In a July 1986 interview with Beijing Review, Wang Meng, the newly appointed minister of culture, held out great expectations for a new Hundred Flowers Campaign that he said "could arouse the enthusiasm of writers and artists and give them the leeway to display their individual artistic character." During the summer of 1986, expectations were raised for a resolution to come out of the Sixth Plenum of the Twelfth National Party Congress Central Committee in September, a resolution that General Secretary Hu Yaobang promised would have a "profound influence on the development of spiritual civilization." The actual document, however, was a watered-down compromise that fell far short of expectations. It became clear that intellectual policy was not a matter to be easily resolved in the short-term but required lengthy debate.

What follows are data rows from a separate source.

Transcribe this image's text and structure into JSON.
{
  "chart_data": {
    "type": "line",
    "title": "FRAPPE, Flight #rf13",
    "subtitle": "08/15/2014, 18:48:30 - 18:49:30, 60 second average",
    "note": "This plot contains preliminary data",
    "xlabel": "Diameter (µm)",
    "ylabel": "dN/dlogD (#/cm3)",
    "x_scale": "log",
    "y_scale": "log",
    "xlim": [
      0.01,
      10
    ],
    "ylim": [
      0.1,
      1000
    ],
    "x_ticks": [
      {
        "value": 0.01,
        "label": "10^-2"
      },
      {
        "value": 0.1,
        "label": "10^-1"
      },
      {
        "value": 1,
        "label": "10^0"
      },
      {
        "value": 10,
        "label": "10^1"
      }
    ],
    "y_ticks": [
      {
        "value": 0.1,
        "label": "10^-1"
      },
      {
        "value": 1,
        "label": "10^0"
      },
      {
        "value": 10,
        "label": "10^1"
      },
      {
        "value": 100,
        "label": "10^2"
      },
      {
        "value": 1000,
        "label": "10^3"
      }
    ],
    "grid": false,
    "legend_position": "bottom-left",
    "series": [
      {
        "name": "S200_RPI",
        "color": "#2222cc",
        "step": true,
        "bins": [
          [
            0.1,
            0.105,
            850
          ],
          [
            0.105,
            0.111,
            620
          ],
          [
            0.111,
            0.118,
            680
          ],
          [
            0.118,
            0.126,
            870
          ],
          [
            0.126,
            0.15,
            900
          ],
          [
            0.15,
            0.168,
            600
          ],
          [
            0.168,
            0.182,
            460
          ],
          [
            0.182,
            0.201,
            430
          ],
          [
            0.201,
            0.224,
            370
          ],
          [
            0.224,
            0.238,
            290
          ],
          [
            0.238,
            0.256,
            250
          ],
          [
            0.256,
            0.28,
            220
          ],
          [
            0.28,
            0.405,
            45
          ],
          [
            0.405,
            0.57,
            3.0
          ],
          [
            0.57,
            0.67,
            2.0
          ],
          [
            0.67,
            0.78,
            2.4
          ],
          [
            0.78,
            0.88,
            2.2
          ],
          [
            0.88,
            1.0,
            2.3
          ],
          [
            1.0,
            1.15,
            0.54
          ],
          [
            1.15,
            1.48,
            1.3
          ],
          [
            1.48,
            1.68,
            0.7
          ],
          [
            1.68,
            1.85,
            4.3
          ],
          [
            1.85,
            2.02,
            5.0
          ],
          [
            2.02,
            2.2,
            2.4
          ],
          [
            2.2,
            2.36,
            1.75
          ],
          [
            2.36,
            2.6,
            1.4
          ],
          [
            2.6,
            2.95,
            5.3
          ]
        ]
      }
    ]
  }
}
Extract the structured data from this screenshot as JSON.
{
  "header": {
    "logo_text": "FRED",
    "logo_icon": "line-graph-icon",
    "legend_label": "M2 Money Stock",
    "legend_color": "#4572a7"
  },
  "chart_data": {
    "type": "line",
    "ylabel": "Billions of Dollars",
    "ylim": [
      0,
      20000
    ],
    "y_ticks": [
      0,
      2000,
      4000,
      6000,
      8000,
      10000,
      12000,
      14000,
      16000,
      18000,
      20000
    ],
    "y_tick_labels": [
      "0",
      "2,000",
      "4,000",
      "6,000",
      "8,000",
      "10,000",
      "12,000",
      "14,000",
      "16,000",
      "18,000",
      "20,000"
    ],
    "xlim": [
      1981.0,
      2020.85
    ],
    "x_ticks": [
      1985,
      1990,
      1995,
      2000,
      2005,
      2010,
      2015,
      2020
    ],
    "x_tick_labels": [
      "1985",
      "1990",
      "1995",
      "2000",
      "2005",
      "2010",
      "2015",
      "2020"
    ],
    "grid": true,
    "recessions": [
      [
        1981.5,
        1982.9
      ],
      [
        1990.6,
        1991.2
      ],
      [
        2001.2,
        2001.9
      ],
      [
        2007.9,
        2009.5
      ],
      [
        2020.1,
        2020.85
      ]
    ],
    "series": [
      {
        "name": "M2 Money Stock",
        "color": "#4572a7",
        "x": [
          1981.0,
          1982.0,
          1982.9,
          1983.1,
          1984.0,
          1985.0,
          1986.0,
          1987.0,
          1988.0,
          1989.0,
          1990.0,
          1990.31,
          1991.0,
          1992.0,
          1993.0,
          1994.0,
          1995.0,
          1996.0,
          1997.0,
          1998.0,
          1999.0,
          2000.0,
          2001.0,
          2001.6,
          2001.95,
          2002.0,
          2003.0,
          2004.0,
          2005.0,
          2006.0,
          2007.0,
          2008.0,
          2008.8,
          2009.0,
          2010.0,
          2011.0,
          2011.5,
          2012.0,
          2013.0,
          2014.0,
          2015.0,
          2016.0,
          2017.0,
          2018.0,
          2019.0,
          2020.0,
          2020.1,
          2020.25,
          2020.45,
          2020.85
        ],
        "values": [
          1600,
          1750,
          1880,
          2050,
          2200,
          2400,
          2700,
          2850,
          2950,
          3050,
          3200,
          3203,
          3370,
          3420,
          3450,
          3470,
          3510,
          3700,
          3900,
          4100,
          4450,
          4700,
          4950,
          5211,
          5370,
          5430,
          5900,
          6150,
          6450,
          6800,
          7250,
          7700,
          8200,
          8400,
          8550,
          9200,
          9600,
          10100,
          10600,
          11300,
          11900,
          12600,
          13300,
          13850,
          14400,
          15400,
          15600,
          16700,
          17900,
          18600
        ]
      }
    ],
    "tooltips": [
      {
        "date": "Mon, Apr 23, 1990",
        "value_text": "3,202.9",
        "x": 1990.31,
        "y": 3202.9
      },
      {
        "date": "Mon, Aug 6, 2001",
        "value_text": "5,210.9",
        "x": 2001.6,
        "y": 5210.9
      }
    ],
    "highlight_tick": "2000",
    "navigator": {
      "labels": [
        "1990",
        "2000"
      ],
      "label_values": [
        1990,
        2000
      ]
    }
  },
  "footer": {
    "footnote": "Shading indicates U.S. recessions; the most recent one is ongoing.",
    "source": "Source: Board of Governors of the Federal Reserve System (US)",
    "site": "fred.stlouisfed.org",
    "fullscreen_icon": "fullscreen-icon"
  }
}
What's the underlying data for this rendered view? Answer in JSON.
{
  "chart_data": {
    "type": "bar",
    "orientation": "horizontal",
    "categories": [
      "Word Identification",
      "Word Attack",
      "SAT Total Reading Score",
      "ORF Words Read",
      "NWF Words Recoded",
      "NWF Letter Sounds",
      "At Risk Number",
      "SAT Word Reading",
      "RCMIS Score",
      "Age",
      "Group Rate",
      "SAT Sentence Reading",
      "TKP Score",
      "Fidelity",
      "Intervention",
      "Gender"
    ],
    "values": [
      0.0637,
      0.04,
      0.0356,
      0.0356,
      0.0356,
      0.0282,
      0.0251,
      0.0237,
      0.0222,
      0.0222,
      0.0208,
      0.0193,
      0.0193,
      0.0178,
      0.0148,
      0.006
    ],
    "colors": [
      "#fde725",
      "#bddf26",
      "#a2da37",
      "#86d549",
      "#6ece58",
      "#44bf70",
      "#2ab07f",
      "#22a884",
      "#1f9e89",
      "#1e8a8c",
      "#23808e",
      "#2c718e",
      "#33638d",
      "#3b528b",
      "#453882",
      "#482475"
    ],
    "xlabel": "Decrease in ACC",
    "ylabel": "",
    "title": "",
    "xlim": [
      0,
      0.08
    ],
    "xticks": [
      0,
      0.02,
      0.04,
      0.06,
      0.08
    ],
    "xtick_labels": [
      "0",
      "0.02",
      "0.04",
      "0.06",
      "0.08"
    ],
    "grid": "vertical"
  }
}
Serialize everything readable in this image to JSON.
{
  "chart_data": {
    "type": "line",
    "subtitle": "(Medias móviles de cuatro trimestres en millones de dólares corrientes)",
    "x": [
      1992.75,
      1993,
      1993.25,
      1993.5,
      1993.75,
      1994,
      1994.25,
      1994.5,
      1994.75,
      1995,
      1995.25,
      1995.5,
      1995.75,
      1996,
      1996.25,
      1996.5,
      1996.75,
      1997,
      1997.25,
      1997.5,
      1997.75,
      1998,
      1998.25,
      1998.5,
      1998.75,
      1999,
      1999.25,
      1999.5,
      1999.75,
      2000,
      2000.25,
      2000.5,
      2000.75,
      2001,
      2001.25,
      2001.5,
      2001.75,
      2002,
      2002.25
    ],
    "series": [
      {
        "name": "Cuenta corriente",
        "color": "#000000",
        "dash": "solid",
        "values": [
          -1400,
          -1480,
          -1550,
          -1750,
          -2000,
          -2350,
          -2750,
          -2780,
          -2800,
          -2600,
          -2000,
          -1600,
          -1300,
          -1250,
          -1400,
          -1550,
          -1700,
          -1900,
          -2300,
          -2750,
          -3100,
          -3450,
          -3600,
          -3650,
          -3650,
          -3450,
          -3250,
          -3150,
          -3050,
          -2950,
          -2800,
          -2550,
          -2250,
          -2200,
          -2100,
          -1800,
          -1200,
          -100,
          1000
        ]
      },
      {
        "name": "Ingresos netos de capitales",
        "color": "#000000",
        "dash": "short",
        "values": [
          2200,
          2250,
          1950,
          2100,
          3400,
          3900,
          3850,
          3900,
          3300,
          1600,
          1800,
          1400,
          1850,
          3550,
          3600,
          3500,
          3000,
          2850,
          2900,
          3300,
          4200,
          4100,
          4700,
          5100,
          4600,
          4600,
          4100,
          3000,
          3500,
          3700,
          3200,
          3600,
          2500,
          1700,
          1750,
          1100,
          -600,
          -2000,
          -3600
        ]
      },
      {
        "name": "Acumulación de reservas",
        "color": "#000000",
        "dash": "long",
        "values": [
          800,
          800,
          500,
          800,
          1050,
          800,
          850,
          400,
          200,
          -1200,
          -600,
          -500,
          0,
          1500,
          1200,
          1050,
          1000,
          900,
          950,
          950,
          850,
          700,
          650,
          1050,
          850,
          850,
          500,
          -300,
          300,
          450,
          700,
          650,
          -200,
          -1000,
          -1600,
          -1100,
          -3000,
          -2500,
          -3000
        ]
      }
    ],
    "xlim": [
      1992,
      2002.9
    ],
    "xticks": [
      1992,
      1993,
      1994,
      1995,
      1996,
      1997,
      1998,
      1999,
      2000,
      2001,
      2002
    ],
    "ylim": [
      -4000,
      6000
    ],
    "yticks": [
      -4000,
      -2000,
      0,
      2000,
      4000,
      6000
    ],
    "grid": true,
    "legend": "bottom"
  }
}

=== Cultural Conservatism ===

==== The Chinese Straussians ====
Almost the entirety of Leo Strauss's writings has been translated into Chinese; and there even is a school of Straussians in China, the most prominent being Liu Xiaofeng (Renmin University) and Gan Yang. "Chinese Straussians" (who often are also fascinated by Carl Schmitt) represent a remarkable example of the hybridization of Western political theory in a non-Western context. As the editors of a recent volume write, "the reception of Schmitt and Strauss in the Chinese-speaking world (and especially in the People's Republic of China) not only says much about how Schmitt and Strauss can be read today, but also provides important clues about the deeper contradictions of Western modernity and the dilemmas of non-liberal societies in our increasingly contentious world."

==== The Chinese Schmittians ====
Some have argued that Schmitt has become an important influence on Chinese political theory in the 21st century, particularly since Xi Jinping became General Secretary of the Chinese Communist Party in 2012. Leading Chinese Schmittians include the theologian Liu Xiaofeng, the public policy scholar Wang Shaoguang, and the legal theorist and government adviser Jiang Shigong. Schmitt's ideas have proved popular and useful instruments in justifying the legitimacy of Chinese Communist Party rule.

The first important wave of Schmitt's reception in China started with Liu's writings at the end of the 1990s. In the context of a transition period, Schmitt was used both by liberal, nationalist and conservative intellectuals to find answers to contemporary issues. In the 21st century, most of them are still concerned with state power and to what extent a strong state is required to tackle China's modernization. Some authors consider Schmitt's works as a weapon against liberalism. Others think that his theories are helpful for China's development.

A critical reception of his use in a Chinese context does also exist. These differences go together with different interpretations of Schmitt's relation with fascism. While some scholars regard him as a faithful follower of fascism, others, such as Liu Xiaofeng, consider his support to the Nazi regime only as instrumental and attempt to separate his works from their historical context. According to them, his real goal is to pave a different and unique way for the modernization of Germany—precisely what makes him interesting for China. Generally speaking, the Chinese reception is ambivalent: quite diverse and dynamic, but also highly ideological. Other scholars are cautious when it comes to Schmitt's arguments for state power, considering the danger of totalitarianism, they assume at the same time that state power is necessary for the current transition and that a "dogmatic faith" in liberalism is unsuitable for China. By emphasizing the danger of social chaos, many of them agree with Schmitt—beyond their differences—on the necessity of a strong state.